Why would you need weeks of training to use some OCR tool? No comparison to any used alternatives in the article. And only using "unusually legible" isn't that relevant for the… usual cases

> This is basically perfect,

I’ve counted at least 5 errors on the first line, how is this anywhere close to perfection???

Same with translation: first, is this an obscure text that has no existing translation to compare the accuracy to instead of relying on your own poor knowledge? Second, what about existing tools?

> which I hadn’t considered as being relevant to understanding a specific early modern map, but which, on reflection, actually are (the Peter Burke book on the Renaissance sense of the past).

How?

> Does this replace the actual reading required? Not at all.

With seemingly irrelevant books like the previous one, yes, it does, the poor student has a rather limited time budget

benbreen · 7 months ago
I agree, I probably should've gone into more detail on the actual case studies and implications. I may write this up as a more academic article at some point so I have space to do that.

To your point about OCR: I think you'll find that the existing OCR tools will not know where to begin with the 18th century Mexican medical text in the second case study. If you can find one that is able to transcribe that lettering, please do let me know because it would be incredibly useful.

Speaking entirely for myself here, a pretty significant part of what professional historians do is to take a ton of photos of hard-to-read archival documents, then slowly puzzle them out after the fact - not by using any OCR tool (because none of them that I'm aware of are good enough to deal with difficult paleography) but the old fashioned way, by printing them out, finding individual letters or words that are readable, and then going from there.

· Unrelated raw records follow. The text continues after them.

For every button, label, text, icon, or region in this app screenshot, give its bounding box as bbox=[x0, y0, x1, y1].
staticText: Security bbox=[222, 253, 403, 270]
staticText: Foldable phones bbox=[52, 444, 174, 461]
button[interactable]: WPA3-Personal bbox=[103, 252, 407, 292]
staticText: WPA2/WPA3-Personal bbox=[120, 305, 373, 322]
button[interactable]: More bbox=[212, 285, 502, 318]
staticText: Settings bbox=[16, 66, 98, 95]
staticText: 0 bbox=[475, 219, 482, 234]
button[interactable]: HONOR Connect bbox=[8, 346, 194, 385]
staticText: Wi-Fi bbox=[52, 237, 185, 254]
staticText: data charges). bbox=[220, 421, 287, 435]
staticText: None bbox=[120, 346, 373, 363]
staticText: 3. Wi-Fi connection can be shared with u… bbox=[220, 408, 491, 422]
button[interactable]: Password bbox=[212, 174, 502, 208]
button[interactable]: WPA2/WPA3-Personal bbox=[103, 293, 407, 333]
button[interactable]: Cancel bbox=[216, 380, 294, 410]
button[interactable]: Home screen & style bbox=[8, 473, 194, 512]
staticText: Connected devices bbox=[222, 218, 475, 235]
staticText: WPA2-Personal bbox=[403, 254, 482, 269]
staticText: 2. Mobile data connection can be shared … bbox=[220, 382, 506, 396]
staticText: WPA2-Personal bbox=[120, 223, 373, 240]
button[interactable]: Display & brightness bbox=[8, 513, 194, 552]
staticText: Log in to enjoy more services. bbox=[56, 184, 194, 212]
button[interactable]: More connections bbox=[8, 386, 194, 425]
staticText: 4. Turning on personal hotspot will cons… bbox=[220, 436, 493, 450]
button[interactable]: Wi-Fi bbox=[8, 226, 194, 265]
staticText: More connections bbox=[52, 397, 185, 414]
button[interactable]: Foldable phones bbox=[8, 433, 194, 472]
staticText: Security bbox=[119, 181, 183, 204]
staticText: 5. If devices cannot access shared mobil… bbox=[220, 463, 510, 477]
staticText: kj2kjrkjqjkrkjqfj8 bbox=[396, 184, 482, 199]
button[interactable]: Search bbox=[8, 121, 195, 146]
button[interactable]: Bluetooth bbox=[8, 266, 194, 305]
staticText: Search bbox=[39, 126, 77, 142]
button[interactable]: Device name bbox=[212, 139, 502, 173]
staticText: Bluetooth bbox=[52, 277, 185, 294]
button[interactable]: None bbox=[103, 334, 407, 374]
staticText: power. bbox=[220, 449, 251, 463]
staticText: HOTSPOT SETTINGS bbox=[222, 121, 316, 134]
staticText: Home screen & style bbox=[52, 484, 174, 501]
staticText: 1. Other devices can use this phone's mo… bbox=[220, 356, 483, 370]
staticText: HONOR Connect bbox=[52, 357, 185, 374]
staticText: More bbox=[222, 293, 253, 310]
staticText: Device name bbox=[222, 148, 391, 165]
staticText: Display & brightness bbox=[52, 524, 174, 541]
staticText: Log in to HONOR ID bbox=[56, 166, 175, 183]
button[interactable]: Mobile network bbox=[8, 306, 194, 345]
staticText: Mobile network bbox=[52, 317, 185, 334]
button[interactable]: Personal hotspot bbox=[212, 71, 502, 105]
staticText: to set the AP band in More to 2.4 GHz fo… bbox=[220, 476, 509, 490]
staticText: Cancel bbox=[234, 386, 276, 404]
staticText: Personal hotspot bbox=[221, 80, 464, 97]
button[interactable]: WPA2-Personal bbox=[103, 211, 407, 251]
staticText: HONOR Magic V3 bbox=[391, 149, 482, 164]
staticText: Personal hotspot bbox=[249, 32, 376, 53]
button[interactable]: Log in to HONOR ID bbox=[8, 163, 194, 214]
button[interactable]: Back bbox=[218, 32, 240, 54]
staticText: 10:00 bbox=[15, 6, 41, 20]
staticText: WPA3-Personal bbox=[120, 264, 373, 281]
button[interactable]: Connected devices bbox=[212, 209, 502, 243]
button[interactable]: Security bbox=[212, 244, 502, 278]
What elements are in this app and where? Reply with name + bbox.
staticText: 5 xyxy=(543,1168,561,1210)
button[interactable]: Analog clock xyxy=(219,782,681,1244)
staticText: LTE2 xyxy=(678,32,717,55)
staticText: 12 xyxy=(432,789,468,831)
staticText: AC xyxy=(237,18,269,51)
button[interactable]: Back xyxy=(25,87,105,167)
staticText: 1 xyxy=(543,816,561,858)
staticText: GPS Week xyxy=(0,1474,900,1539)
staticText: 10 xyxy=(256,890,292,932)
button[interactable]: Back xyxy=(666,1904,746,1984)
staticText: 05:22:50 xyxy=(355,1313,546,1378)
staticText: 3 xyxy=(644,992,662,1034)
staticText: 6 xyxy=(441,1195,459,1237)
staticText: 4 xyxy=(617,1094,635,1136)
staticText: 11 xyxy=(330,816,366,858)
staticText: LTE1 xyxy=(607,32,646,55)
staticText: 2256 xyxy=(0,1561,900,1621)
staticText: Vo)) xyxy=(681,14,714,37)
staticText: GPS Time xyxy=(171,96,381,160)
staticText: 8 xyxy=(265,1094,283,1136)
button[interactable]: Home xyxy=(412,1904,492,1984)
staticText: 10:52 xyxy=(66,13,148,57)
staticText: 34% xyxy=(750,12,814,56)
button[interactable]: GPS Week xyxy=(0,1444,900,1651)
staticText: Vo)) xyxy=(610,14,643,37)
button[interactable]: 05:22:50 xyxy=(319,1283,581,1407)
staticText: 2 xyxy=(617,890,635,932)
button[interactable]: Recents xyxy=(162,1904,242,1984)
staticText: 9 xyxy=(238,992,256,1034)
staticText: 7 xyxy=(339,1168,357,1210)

It's tedious work and it requires at least a few days of training to get the hang of.

If anyone wants to get a sense of what this paleography actually looks like, this is something I wrote about back in 2013 when I was in grad school - https://resobscura.blogspot.com/2013/07/why-does-s-look-like...

For those looking for a specific example of an intermediate-difficulty level manuscript in English, that post shows a manuscript of the John Donne poem "A Triple Fool" which gives a sense of a typical 17th century paleography challenge that GPT-4o is able to transcribe (and which, as far as I know, OCR tools can't handle - though please correct me if I'm wrong). The "Sea surgeon" manuscript below it is what I would consider advanced-intermediate and is around the point where GPT-4o, and probably most PhD students in history, gets completely lost.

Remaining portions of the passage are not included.